1. Culture has individuality and individuality, but for national culture, as Lu Xun said, "Only what is national is what is world-wide." Yes, for a nation to stand in the world, culture is the cornerstone, a symbol of a country's strength, and the source of confidence for every Chinese.

Lu Xun (formerly known as Zhou Zhangshou, later renamed Zhou Shuren, September 25, 1881 - October 19, 1936), formerly named Yushan, later renamed Hecai, was born in Shaoxing, Zhejiang, and is a famous literary figure. Writer, thinker, revolutionary, and democratic fighter, an important participant in the May Fourth New Culture Movement, and the founder of modern Chinese literature. His representative works include "The Scream" and "Wandering".

2. Today, China has become the second largest economic power in the world, and we have always adhered to the great goal of moving towards the socialist modernization process. "But if we want to have the follow-up power of socialist economic development, we must continue China's five thousand years of historical civilization and further enhance cultural confidence." - Xu Ping

Xu Ping, male, Han nationality, 1957 Born in January, Chaohu, Anhui, joined the Communist Party of China in October 1987, started working in February 1982, graduated from the Department of Electrical Engineering, Hefei University of Technology, majoring in power generation and power systems, university degree, Bachelor of Engineering, Business Administration of Tsinghua University Master, researcher-level senior engineer.

He is currently a member of the Social and Legal Affairs Committee of the 13th National Committee of the Chinese People’s Political Consultative Conference and an external director of China General Technology (Group) Holdings Co., Ltd.
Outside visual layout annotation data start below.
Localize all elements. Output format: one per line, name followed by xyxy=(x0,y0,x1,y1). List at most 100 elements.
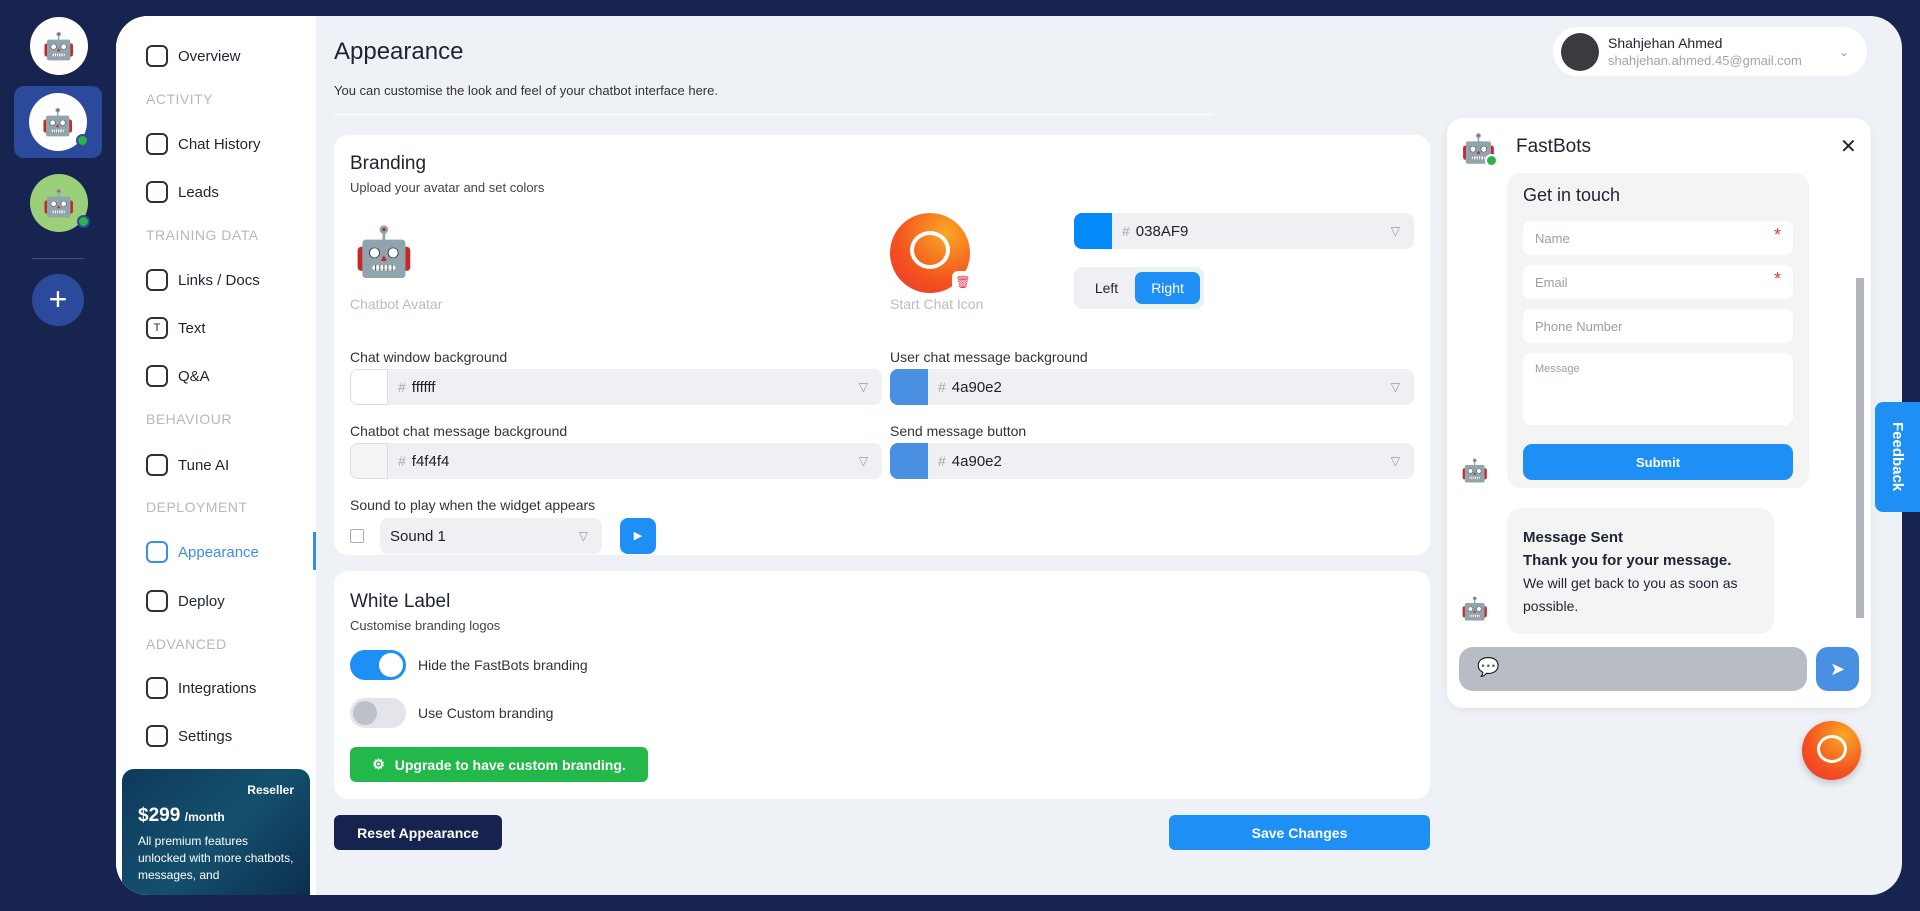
bot-avatar-small: 🤖 xyxy=(1461,596,1489,621)
reseller-promo-card[interactable]: Reseller $299 /month All premium feature… xyxy=(122,769,310,895)
user-msg-bg-field[interactable]: #4a90e2 ▽ xyxy=(890,369,1414,405)
toggle-knob xyxy=(379,653,403,677)
sidebar-item-settings[interactable]: Settings xyxy=(146,725,232,747)
chat-bubble-icon xyxy=(1817,735,1847,763)
color-value: 4a90e2 xyxy=(951,452,1002,470)
promo-text: All premium features unlocked with more … xyxy=(138,834,294,882)
sent-title: Message Sent xyxy=(1523,529,1624,546)
integrations-icon xyxy=(146,677,168,699)
chatbot-avatar: 🤖 xyxy=(29,93,89,151)
user-email: shahjehan.ahmed.45@gmail.com xyxy=(1608,52,1802,68)
sound-select[interactable]: Sound 1 ▽ xyxy=(380,518,602,554)
chatbot-avatar-2[interactable]: 🤖 xyxy=(30,174,90,232)
chatbot-msg-bg-field[interactable]: # f4f4f4 ▽ xyxy=(350,443,882,479)
send-button-color-field[interactable]: #4a90e2 ▽ xyxy=(890,443,1414,479)
sidebar-item-label: Settings xyxy=(178,727,233,745)
feedback-tab[interactable]: Feedback xyxy=(1875,402,1920,512)
robot-icon: 🤖 xyxy=(42,187,76,218)
grid-icon xyxy=(146,45,168,67)
chatbot-selected[interactable]: 🤖 xyxy=(14,86,102,158)
chevron-down-icon: ▽ xyxy=(1390,224,1400,238)
hash-sign: # xyxy=(938,379,946,395)
field-label: Send message button xyxy=(890,423,1027,439)
color-value: 4a90e2 xyxy=(951,378,1002,396)
gear-icon: ⚙ xyxy=(372,756,385,772)
position-right-button[interactable]: Right xyxy=(1135,272,1200,304)
email-input[interactable]: Email * xyxy=(1523,265,1793,299)
app-logo[interactable]: 🤖 xyxy=(30,17,88,75)
accent-color-field[interactable]: #038AF9 ▽ xyxy=(1074,213,1414,249)
sidebar-item-chat-history[interactable]: Chat History xyxy=(146,133,261,155)
sidebar-item-overview[interactable]: Overview xyxy=(146,45,241,67)
reset-appearance-button[interactable]: Reset Appearance xyxy=(334,815,502,850)
delete-icon[interactable]: 🗑 xyxy=(952,271,974,293)
color-value: 038AF9 xyxy=(1135,222,1189,240)
sidebar-item-links-docs[interactable]: Links / Docs xyxy=(146,269,260,291)
toggle-knob xyxy=(353,701,377,725)
hash-sign: # xyxy=(938,453,946,469)
chat-launcher-button[interactable] xyxy=(1802,721,1861,780)
section-label: BEHAVIOUR xyxy=(146,411,232,427)
required-mark: * xyxy=(1773,269,1781,289)
field-label: Chatbot chat message background xyxy=(350,423,568,439)
user-menu[interactable]: Shahjehan Ahmed shahjehan.ahmed.45@gmail.… xyxy=(1553,27,1867,76)
send-button[interactable]: ➤ xyxy=(1816,647,1859,691)
field-label: Sound to play when the widget appears xyxy=(350,497,596,513)
sidebar-item-tune-ai[interactable]: Tune AI xyxy=(146,454,229,476)
sidebar-item-text[interactable]: T Text xyxy=(146,317,206,339)
section-title: Branding xyxy=(350,153,427,174)
chevron-down-icon: ▽ xyxy=(1390,380,1400,394)
sound-checkbox[interactable] xyxy=(350,529,364,543)
name-input[interactable]: Name * xyxy=(1523,221,1793,255)
play-sound-button[interactable]: ▶ xyxy=(620,518,656,554)
sidebar-item-deploy[interactable]: Deploy xyxy=(146,590,225,612)
chat-window-bg-field[interactable]: # ffffff ▽ xyxy=(350,369,882,405)
user-avatar xyxy=(1561,32,1599,71)
section-label: ADVANCED xyxy=(146,636,227,652)
promo-price: $299 xyxy=(138,805,181,826)
qa-icon xyxy=(146,365,168,387)
section-title: White Label xyxy=(350,591,451,612)
sidebar-item-label: Integrations xyxy=(178,679,257,697)
branding-card: Branding Upload your avatar and set colo… xyxy=(334,135,1430,555)
position-left-button[interactable]: Left xyxy=(1078,280,1135,296)
sent-thanks: Thank you for your message. xyxy=(1523,552,1732,569)
section-label: ACTIVITY xyxy=(146,91,214,107)
position-toggle: Left Right xyxy=(1074,267,1204,309)
widget-title: FastBots xyxy=(1516,136,1591,157)
sidebar-item-integrations[interactable]: Integrations xyxy=(146,677,256,699)
section-subtitle: Customise branding logos xyxy=(350,618,501,633)
placeholder: Phone Number xyxy=(1535,319,1623,334)
white-label-card: White Label Customise branding logos Hid… xyxy=(334,571,1430,799)
chat-input[interactable]: 💬 xyxy=(1459,647,1807,691)
close-icon[interactable]: ✕ xyxy=(1840,134,1857,159)
page-title: Appearance xyxy=(334,38,464,65)
chat-options-icon[interactable]: 💬 xyxy=(1477,657,1499,678)
custom-branding-toggle[interactable] xyxy=(350,698,406,728)
placeholder: Email xyxy=(1535,275,1568,290)
upgrade-button[interactable]: ⚙ Upgrade to have custom branding. xyxy=(350,747,648,782)
add-chatbot-button[interactable]: + xyxy=(32,274,84,326)
save-changes-button[interactable]: Save Changes xyxy=(1169,815,1430,850)
chevron-down-icon: ▽ xyxy=(578,529,588,543)
sidebar-item-leads[interactable]: Leads xyxy=(146,181,219,203)
bot-avatar-small: 🤖 xyxy=(1461,458,1489,483)
color-swatch xyxy=(890,369,928,405)
message-textarea[interactable]: Message xyxy=(1523,353,1793,425)
scrollbar[interactable] xyxy=(1856,278,1864,618)
sidebar-item-qa[interactable]: Q&A xyxy=(146,365,210,387)
submit-button[interactable]: Submit xyxy=(1523,444,1793,480)
page-subtitle: You can customise the look and feel of y… xyxy=(334,83,718,98)
link-icon xyxy=(146,269,168,291)
required-mark: * xyxy=(1773,225,1781,245)
promo-badge: Reseller xyxy=(247,783,294,797)
hide-branding-toggle[interactable] xyxy=(350,650,406,680)
sidebar-item-appearance[interactable]: Appearance xyxy=(146,541,259,563)
chatbot-avatar-upload[interactable]: 🤖 xyxy=(354,223,414,280)
placeholder: Name xyxy=(1535,231,1570,246)
field-label: User chat message background xyxy=(890,349,1088,365)
online-dot xyxy=(1484,154,1498,167)
start-chat-icon-upload[interactable]: 🗑 xyxy=(890,213,974,293)
text-icon: T xyxy=(146,317,168,339)
phone-input[interactable]: Phone Number xyxy=(1523,309,1793,343)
3. Knowledge is the crystallization of wisdom, and culture is the luster of gems. ——[Indian] Rabindranath Tagore

Rabindranath Tagore (May 7, 1861 - August 7, 1941), Indian poet, writer, social activist, Philosopher and Indian nationalist. His representative works include "Gitanjali", "Birds", "Sand in the Eyes", "Four People", "Family and the World", "The Gardener", "New Moon", "The Last Psalm", "Gola", "Crisis of Civilization", etc.

4. Although culture is not as widespread as civilization, it has a deeper connection with the joy, anger, sorrow and joy of everyone in each country. ——Masayoshi Moritani

Masayoshi Moritani, a Japanese scholar of comparative technology, was born in South Korea. He graduated from the Department of Engineering, University of Tokyo in 1960 with a major in naval engineering. He later worked at Hitachi Zosen Co., Ltd. An assistant professor in the Atomic Energy Engineering Department of the University's Department of Engineering, he joined Nomura Research Institute Co., Ltd. in 1967 and engaged in research on technology development. After 1980, he served as the chief researcher of the Special Research Department of the institute and made significant contributions to comparative technology theory. His major works include: "Japan's Technological Power", "The Battle for Technological Development between Japan, the United States and Europe", "Japan's Technology", and "Comparison of Industrial Technology in Japan, China and South Korea: A Preliminary Theory of Comparative Technology".

5. The vision of culture goes beyond machinery, culture hates hatred; culture has a great passion, the passion for pursuing harmony, beauty and light. ——Matthew Arnold

From 1857 to 1867, he served as professor of literature at Oxford University. In his works, although he reveals a pessimistic attitude towards life, democratic ideas always dominate. Arnold's literary criticism touches on many important issues and can also give us a lot of inspiration in research methods.